Licence fees should be linked to amount of alcohol sold, AFS says


BAR and nightclub operators could be forced to submit figures for the volume of alcohol sold on their premises, if Scotland’s biggest alcohol charity gets its way.

Alcohol Focus Scotland (AFS) wants all on and off-trade outlets to disclose annual volume figures, showing a break down by drinks category, which would then be used to calculate licence fees.
It’s one of a series of recommendations outlined in the Re-thinking Alcohol Licensing report, a joint publication from AFS and Scottish Health Action on Alcohol Problems (SHAAP) which was published at the former’s national licensing conference earlier this month.
The report also calls for a two-hour reduction in off-sales hours, changing the current 10am to 10pm trading period to 10am to 8pm.
SLTA chief executive Paul Waterson broadly welcomed both proposals, but said there must be a distinction made between different sizes of premises.
“I think this is targeted at supermarkets and I think it’s a good idea for the big players to give these [volume] figures, but it’s very difficult for a small operator to have that information to hand,” he told SLTN.
“It would give an understanding of how the market works and where alcohol is sold. I don’t think it should have a dramatic effect on the on-trade.
“Basing licence fees on the volume of alcohol sold, rather than rates, would redress the balance.”
But on the proposal to reduce off-trade hours, Waterson said it could harm small off-sales.
“In my personal opinion, I think smaller off-sales should be looked at differently to supermarkets,” he added.
“Personally, I think any premises over 3000 sq ft should have its hours looked at.
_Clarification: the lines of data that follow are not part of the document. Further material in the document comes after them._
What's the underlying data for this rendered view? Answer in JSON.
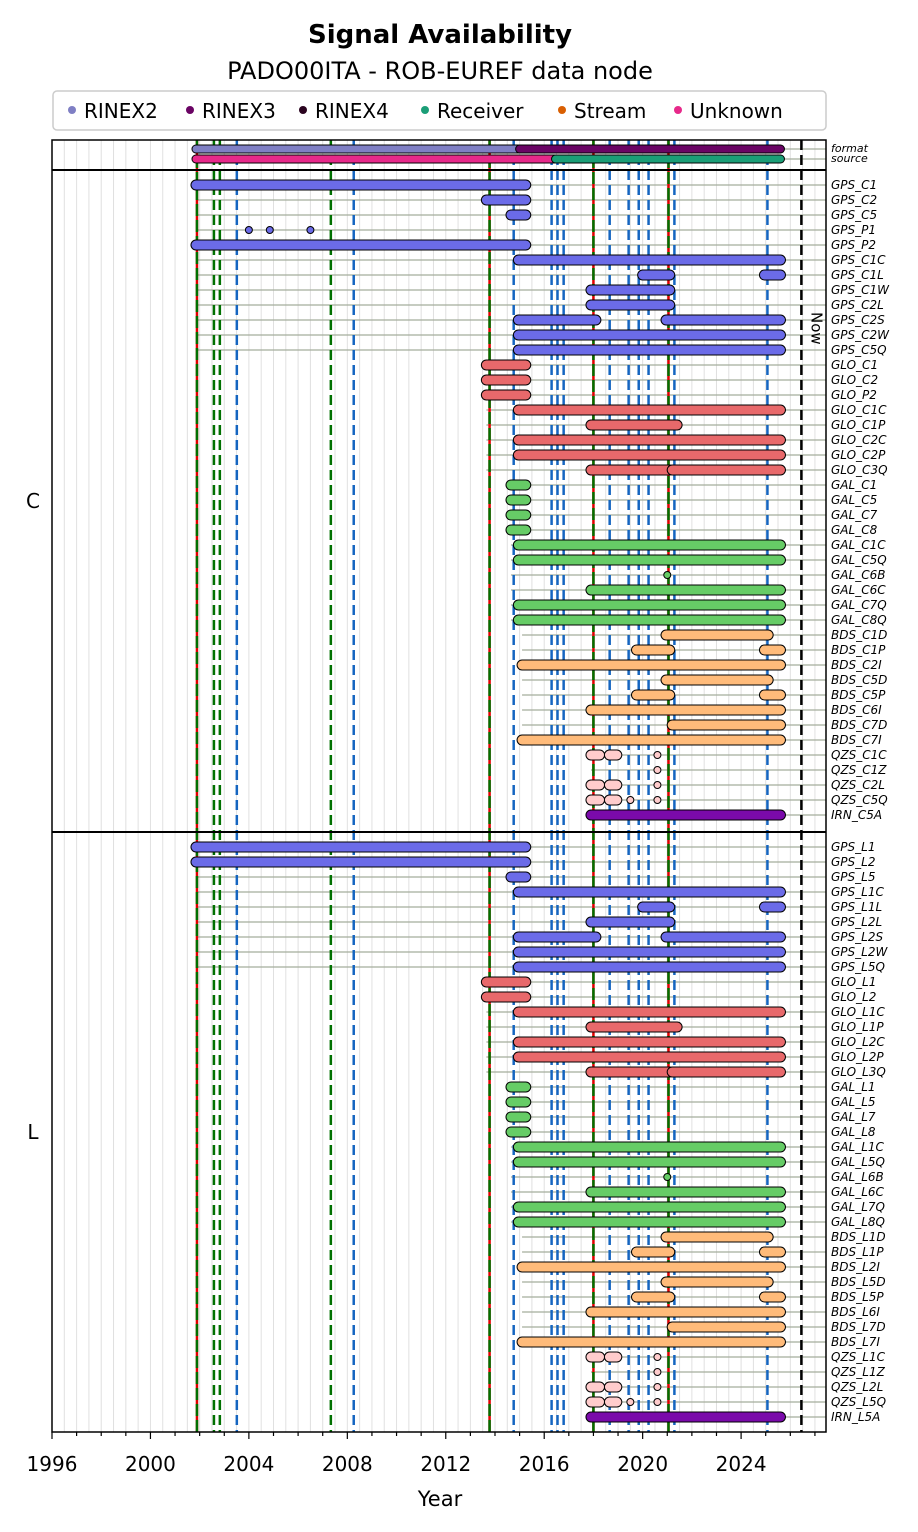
{
  "chart_data": {
    "type": "timeline",
    "title": "Signal Availability",
    "subtitle": "PADO00ITA - ROB-EUREF data node",
    "xlabel": "Year",
    "xlim": [
      1996,
      2027.45
    ],
    "xticks": [
      "1996",
      "2000",
      "2004",
      "2008",
      "2012",
      "2016",
      "2020",
      "2024"
    ],
    "legend": {
      "placement": "top",
      "entries": [
        {
          "label": "RINEX2",
          "color": "#7f7fc4"
        },
        {
          "label": "RINEX3",
          "color": "#6a0464"
        },
        {
          "label": "RINEX4",
          "color": "#2b0420"
        },
        {
          "label": "Receiver",
          "color": "#1b9e77"
        },
        {
          "label": "Stream",
          "color": "#d95f02"
        },
        {
          "label": "Unknown",
          "color": "#e7298a"
        }
      ]
    },
    "now_label": "Now",
    "now_year": 2026.45,
    "vlines": [
      {
        "year": 2001.89,
        "kind": "redgreen"
      },
      {
        "year": 2013.78,
        "kind": "redgreen"
      },
      {
        "year": 2018.0,
        "kind": "redgreen"
      },
      {
        "year": 2021.05,
        "kind": "redgreen"
      },
      {
        "year": 2002.58,
        "kind": "green"
      },
      {
        "year": 2002.82,
        "kind": "green"
      },
      {
        "year": 2007.33,
        "kind": "green"
      },
      {
        "year": 2003.51,
        "kind": "blue"
      },
      {
        "year": 2008.26,
        "kind": "blue"
      },
      {
        "year": 2014.76,
        "kind": "blue"
      },
      {
        "year": 2016.3,
        "kind": "blue"
      },
      {
        "year": 2016.54,
        "kind": "blue"
      },
      {
        "year": 2016.79,
        "kind": "blue"
      },
      {
        "year": 2018.66,
        "kind": "blue"
      },
      {
        "year": 2019.43,
        "kind": "blue"
      },
      {
        "year": 2019.84,
        "kind": "blue"
      },
      {
        "year": 2020.24,
        "kind": "blue"
      },
      {
        "year": 2021.29,
        "kind": "blue"
      },
      {
        "year": 2025.07,
        "kind": "blue"
      }
    ],
    "constellation_colors": {
      "GPS": "#6b6be8",
      "GLO": "#e8696b",
      "GAL": "#66cc66",
      "BDS": "#ffbb7a",
      "QZS": "#ffcccc",
      "IRN": "#7a0aaa"
    },
    "header_rows": [
      {
        "label": "format",
        "segments": [
          [
            2001.85,
            2015.0,
            "#7f7fc4"
          ],
          [
            2015.0,
            2025.6,
            "#6a0464"
          ]
        ]
      },
      {
        "label": "source",
        "segments": [
          [
            2001.85,
            2016.46,
            "#e7298a"
          ],
          [
            2016.46,
            2025.6,
            "#1b9e77"
          ]
        ]
      }
    ],
    "groups": [
      {
        "label": "C",
        "rows": [
          {
            "label": "GPS_C1",
            "segments": [
              [
                2001.85,
                2015.25
              ]
            ]
          },
          {
            "label": "GPS_C2",
            "segments": [
              [
                2013.65,
                2015.25
              ]
            ]
          },
          {
            "label": "GPS_C5",
            "segments": [
              [
                2014.65,
                2015.25
              ]
            ]
          },
          {
            "label": "GPS_P1",
            "segments": [
              [
                2004.0,
                2004.0
              ],
              [
                2004.85,
                2004.85
              ],
              [
                2006.5,
                2006.5
              ]
            ]
          },
          {
            "label": "GPS_P2",
            "segments": [
              [
                2001.85,
                2015.25
              ]
            ]
          },
          {
            "label": "GPS_C1C",
            "segments": [
              [
                2014.95,
                2025.6
              ]
            ]
          },
          {
            "label": "GPS_C1L",
            "segments": [
              [
                2020.0,
                2021.1
              ],
              [
                2024.95,
                2025.6
              ]
            ]
          },
          {
            "label": "GPS_C1W",
            "segments": [
              [
                2017.9,
                2021.1
              ]
            ]
          },
          {
            "label": "GPS_C2L",
            "segments": [
              [
                2017.9,
                2021.1
              ]
            ]
          },
          {
            "label": "GPS_C2S",
            "segments": [
              [
                2014.95,
                2018.1
              ],
              [
                2020.95,
                2025.6
              ]
            ]
          },
          {
            "label": "GPS_C2W",
            "segments": [
              [
                2014.95,
                2025.6
              ]
            ]
          },
          {
            "label": "GPS_C5Q",
            "segments": [
              [
                2014.95,
                2025.6
              ]
            ]
          },
          {
            "label": "GLO_C1",
            "segments": [
              [
                2013.65,
                2015.25
              ]
            ]
          },
          {
            "label": "GLO_C2",
            "segments": [
              [
                2013.65,
                2015.25
              ]
            ]
          },
          {
            "label": "GLO_P2",
            "segments": [
              [
                2013.65,
                2015.25
              ]
            ]
          },
          {
            "label": "GLO_C1C",
            "segments": [
              [
                2014.95,
                2025.6
              ]
            ]
          },
          {
            "label": "GLO_C1P",
            "segments": [
              [
                2017.9,
                2021.4
              ]
            ]
          },
          {
            "label": "GLO_C2C",
            "segments": [
              [
                2014.95,
                2025.6
              ]
            ]
          },
          {
            "label": "GLO_C2P",
            "segments": [
              [
                2014.95,
                2025.6
              ]
            ]
          },
          {
            "label": "GLO_C3Q",
            "segments": [
              [
                2017.9,
                2021.1
              ],
              [
                2021.2,
                2025.6
              ]
            ]
          },
          {
            "label": "GAL_C1",
            "segments": [
              [
                2014.65,
                2015.25
              ]
            ]
          },
          {
            "label": "GAL_C5",
            "segments": [
              [
                2014.65,
                2015.25
              ]
            ]
          },
          {
            "label": "GAL_C7",
            "segments": [
              [
                2014.65,
                2015.25
              ]
            ]
          },
          {
            "label": "GAL_C8",
            "segments": [
              [
                2014.65,
                2015.25
              ]
            ]
          },
          {
            "label": "GAL_C1C",
            "segments": [
              [
                2014.95,
                2025.6
              ]
            ]
          },
          {
            "label": "GAL_C5Q",
            "segments": [
              [
                2014.95,
                2025.6
              ]
            ]
          },
          {
            "label": "GAL_C6B",
            "segments": [
              [
                2021.0,
                2021.0
              ]
            ]
          },
          {
            "label": "GAL_C6C",
            "segments": [
              [
                2017.9,
                2025.6
              ]
            ]
          },
          {
            "label": "GAL_C7Q",
            "segments": [
              [
                2014.95,
                2025.6
              ]
            ]
          },
          {
            "label": "GAL_C8Q",
            "segments": [
              [
                2014.95,
                2025.6
              ]
            ]
          },
          {
            "label": "BDS_C1D",
            "segments": [
              [
                2020.95,
                2025.1
              ]
            ]
          },
          {
            "label": "BDS_C1P",
            "segments": [
              [
                2019.75,
                2021.1
              ],
              [
                2024.95,
                2025.6
              ]
            ]
          },
          {
            "label": "BDS_C2I",
            "segments": [
              [
                2015.1,
                2025.6
              ]
            ]
          },
          {
            "label": "BDS_C5D",
            "segments": [
              [
                2020.95,
                2025.1
              ]
            ]
          },
          {
            "label": "BDS_C5P",
            "segments": [
              [
                2019.75,
                2021.1
              ],
              [
                2024.95,
                2025.6
              ]
            ]
          },
          {
            "label": "BDS_C6I",
            "segments": [
              [
                2017.9,
                2025.6
              ]
            ]
          },
          {
            "label": "BDS_C7D",
            "segments": [
              [
                2021.2,
                2025.6
              ]
            ]
          },
          {
            "label": "BDS_C7I",
            "segments": [
              [
                2015.1,
                2025.6
              ]
            ]
          },
          {
            "label": "QZS_C1C",
            "segments": [
              [
                2017.9,
                2018.25
              ],
              [
                2018.65,
                2018.95
              ],
              [
                2020.6,
                2020.6
              ]
            ]
          },
          {
            "label": "QZS_C1Z",
            "segments": [
              [
                2020.6,
                2020.6
              ]
            ]
          },
          {
            "label": "QZS_C2L",
            "segments": [
              [
                2017.9,
                2018.25
              ],
              [
                2018.65,
                2018.95
              ],
              [
                2020.6,
                2020.6
              ]
            ]
          },
          {
            "label": "QZS_C5Q",
            "segments": [
              [
                2017.9,
                2018.25
              ],
              [
                2018.65,
                2018.95
              ],
              [
                2019.5,
                2019.5
              ],
              [
                2020.6,
                2020.6
              ]
            ]
          },
          {
            "label": "IRN_C5A",
            "segments": [
              [
                2017.9,
                2025.6
              ]
            ]
          }
        ]
      },
      {
        "label": "L",
        "rows": [
          {
            "label": "GPS_L1",
            "segments": [
              [
                2001.85,
                2015.25
              ]
            ]
          },
          {
            "label": "GPS_L2",
            "segments": [
              [
                2001.85,
                2015.25
              ]
            ]
          },
          {
            "label": "GPS_L5",
            "segments": [
              [
                2014.65,
                2015.25
              ]
            ]
          },
          {
            "label": "GPS_L1C",
            "segments": [
              [
                2014.95,
                2025.6
              ]
            ]
          },
          {
            "label": "GPS_L1L",
            "segments": [
              [
                2020.0,
                2021.1
              ],
              [
                2024.95,
                2025.6
              ]
            ]
          },
          {
            "label": "GPS_L2L",
            "segments": [
              [
                2017.9,
                2021.1
              ]
            ]
          },
          {
            "label": "GPS_L2S",
            "segments": [
              [
                2014.95,
                2018.1
              ],
              [
                2020.95,
                2025.6
              ]
            ]
          },
          {
            "label": "GPS_L2W",
            "segments": [
              [
                2014.95,
                2025.6
              ]
            ]
          },
          {
            "label": "GPS_L5Q",
            "segments": [
              [
                2014.95,
                2025.6
              ]
            ]
          },
          {
            "label": "GLO_L1",
            "segments": [
              [
                2013.65,
                2015.25
              ]
            ]
          },
          {
            "label": "GLO_L2",
            "segments": [
              [
                2013.65,
                2015.25
              ]
            ]
          },
          {
            "label": "GLO_L1C",
            "segments": [
              [
                2014.95,
                2025.6
              ]
            ]
          },
          {
            "label": "GLO_L1P",
            "segments": [
              [
                2017.9,
                2021.4
              ]
            ]
          },
          {
            "label": "GLO_L2C",
            "segments": [
              [
                2014.95,
                2025.6
              ]
            ]
          },
          {
            "label": "GLO_L2P",
            "segments": [
              [
                2014.95,
                2025.6
              ]
            ]
          },
          {
            "label": "GLO_L3Q",
            "segments": [
              [
                2017.9,
                2021.1
              ],
              [
                2021.2,
                2025.6
              ]
            ]
          },
          {
            "label": "GAL_L1",
            "segments": [
              [
                2014.65,
                2015.25
              ]
            ]
          },
          {
            "label": "GAL_L5",
            "segments": [
              [
                2014.65,
                2015.25
              ]
            ]
          },
          {
            "label": "GAL_L7",
            "segments": [
              [
                2014.65,
                2015.25
              ]
            ]
          },
          {
            "label": "GAL_L8",
            "segments": [
              [
                2014.65,
                2015.25
              ]
            ]
          },
          {
            "label": "GAL_L1C",
            "segments": [
              [
                2014.95,
                2025.6
              ]
            ]
          },
          {
            "label": "GAL_L5Q",
            "segments": [
              [
                2014.95,
                2025.6
              ]
            ]
          },
          {
            "label": "GAL_L6B",
            "segments": [
              [
                2021.0,
                2021.0
              ]
            ]
          },
          {
            "label": "GAL_L6C",
            "segments": [
              [
                2017.9,
                2025.6
              ]
            ]
          },
          {
            "label": "GAL_L7Q",
            "segments": [
              [
                2014.95,
                2025.6
              ]
            ]
          },
          {
            "label": "GAL_L8Q",
            "segments": [
              [
                2014.95,
                2025.6
              ]
            ]
          },
          {
            "label": "BDS_L1D",
            "segments": [
              [
                2020.95,
                2025.1
              ]
            ]
          },
          {
            "label": "BDS_L1P",
            "segments": [
              [
                2019.75,
                2021.1
              ],
              [
                2024.95,
                2025.6
              ]
            ]
          },
          {
            "label": "BDS_L2I",
            "segments": [
              [
                2015.1,
                2025.6
              ]
            ]
          },
          {
            "label": "BDS_L5D",
            "segments": [
              [
                2020.95,
                2025.1
              ]
            ]
          },
          {
            "label": "BDS_L5P",
            "segments": [
              [
                2019.75,
                2021.1
              ],
              [
                2024.95,
                2025.6
              ]
            ]
          },
          {
            "label": "BDS_L6I",
            "segments": [
              [
                2017.9,
                2025.6
              ]
            ]
          },
          {
            "label": "BDS_L7D",
            "segments": [
              [
                2021.2,
                2025.6
              ]
            ]
          },
          {
            "label": "BDS_L7I",
            "segments": [
              [
                2015.1,
                2025.6
              ]
            ]
          },
          {
            "label": "QZS_L1C",
            "segments": [
              [
                2017.9,
                2018.25
              ],
              [
                2018.65,
                2018.95
              ],
              [
                2020.6,
                2020.6
              ]
            ]
          },
          {
            "label": "QZS_L1Z",
            "segments": [
              [
                2020.6,
                2020.6
              ]
            ]
          },
          {
            "label": "QZS_L2L",
            "segments": [
              [
                2017.9,
                2018.25
              ],
              [
                2018.65,
                2018.95
              ],
              [
                2020.6,
                2020.6
              ]
            ]
          },
          {
            "label": "QZS_L5Q",
            "segments": [
              [
                2017.9,
                2018.25
              ],
              [
                2018.65,
                2018.95
              ],
              [
                2019.5,
                2019.5
              ],
              [
                2020.6,
                2020.6
              ]
            ]
          },
          {
            "label": "IRN_L5A",
            "segments": [
              [
                2017.9,
                2025.6
              ]
            ]
          }
        ]
      }
    ]
  }
}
I don’t think it’s fair that so much alcohol is sold by so few outlets.”
Scottish Grocers’ Federation boss John Drummond said the organisation has been calling for licence fees to be based on turnover for some time.
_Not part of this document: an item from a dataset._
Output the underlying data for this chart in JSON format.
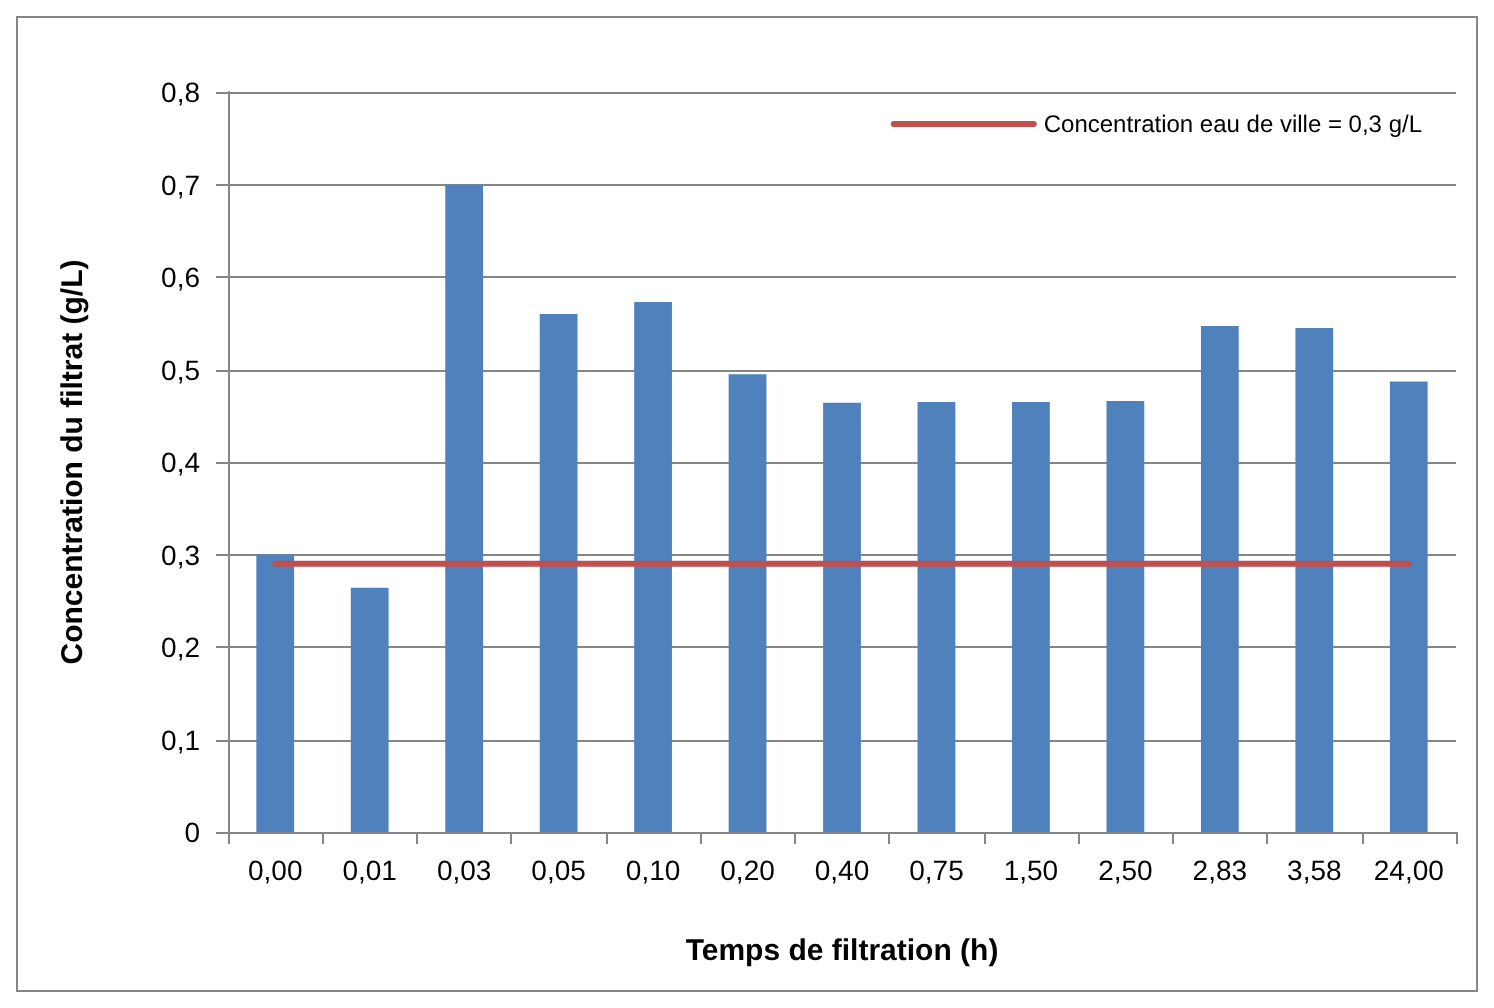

“We believe that a typical supermarket sells 60 or 70 times the volume of alcohol a convenience store sells,” he told SLTN.
“But I don’t accept that reducing trading hours will do anything to prevent anti-social behaviour or the harmful effects of alcohol – those who want to access alcohol will do so in the given hours, whatever they may be.”
Other recommendations in the report include amending the licensing Act to state that the locality for assessment of overprovision can be the entire board area; to make it clear that overprovision can include an increase in capacity where there is no increase in the number of premises; and to include opening hours in the assessment of overprovision.
“The recommendations we are making would shift the focus away from individual ‘problem’ licensed premises, to managing the overall availability of alcohol in the interests of society’s health and wellbeing,” said AFS chief executive Dr Evelyn Gillan.